Quote from: King Phoenix on March 06, 2016, 03:12:23 AM
Not negating your advice here. I totally agree with you and all, but what if you don't have a choice but to be around certain toxic people, like at a job or something, who love to criticize and rip you up emotionally? Or what if you have to live with such a person? Then what? I still agree that ridding such people from our lives would do anyone a heck of alot of justice though. So awesome advice here, Ms. Grace.

That's true, Emile. But I think its awful that people can't be honest even with their own expression of feelings, including myself. I think its sad that I am getting closer and closer to the point of not telling anyone how I really feel in public, unless it is with my therapist. I just think for now that crying myself to sleep at night alone in my room would be much better than flipping out in front of people in public.

Yeah, I totally agree. This site is definitely not useless. And that's a rare life situation you have there; having trans kids as a parent I think helps to put you all on the same page and that's always an awesome thing. :)

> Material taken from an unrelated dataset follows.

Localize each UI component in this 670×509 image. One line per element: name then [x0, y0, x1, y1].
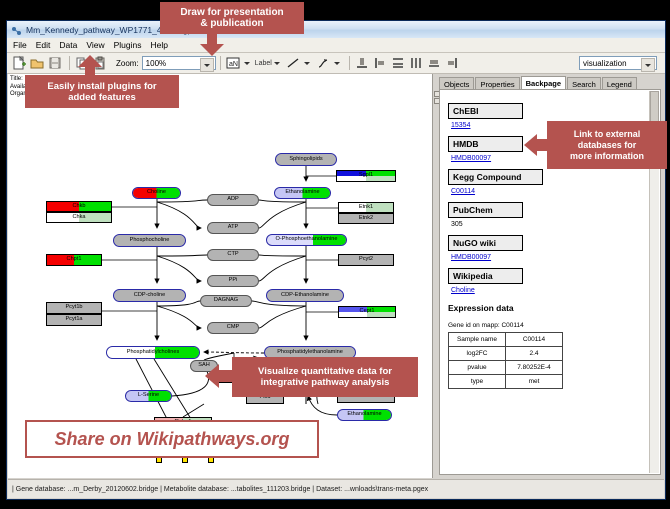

That's what this place is for to come and talk about how you feel about being transgender. Your therapist and the internet is probably the only place you should talk about your feelings. It's not appropriate at work. Most people don't tell their feelings in everyday interactions.

As for crying at night- that's considered a healthy and natural emotional outlet if you need it. I don't mean to push anything on you, but I suggest prayer no matter what you believe. You're here for a reason and the world needs sensitive people. We all have feelings, but few of us are sensitive.

Channel all your emotions into work or a hobby. Find other trans people to hang out with. If there's a Unitarian Universalist Church in your city I suggest you go there for support. They are active with LGBT rights and you don't have to be religious at all to be a member.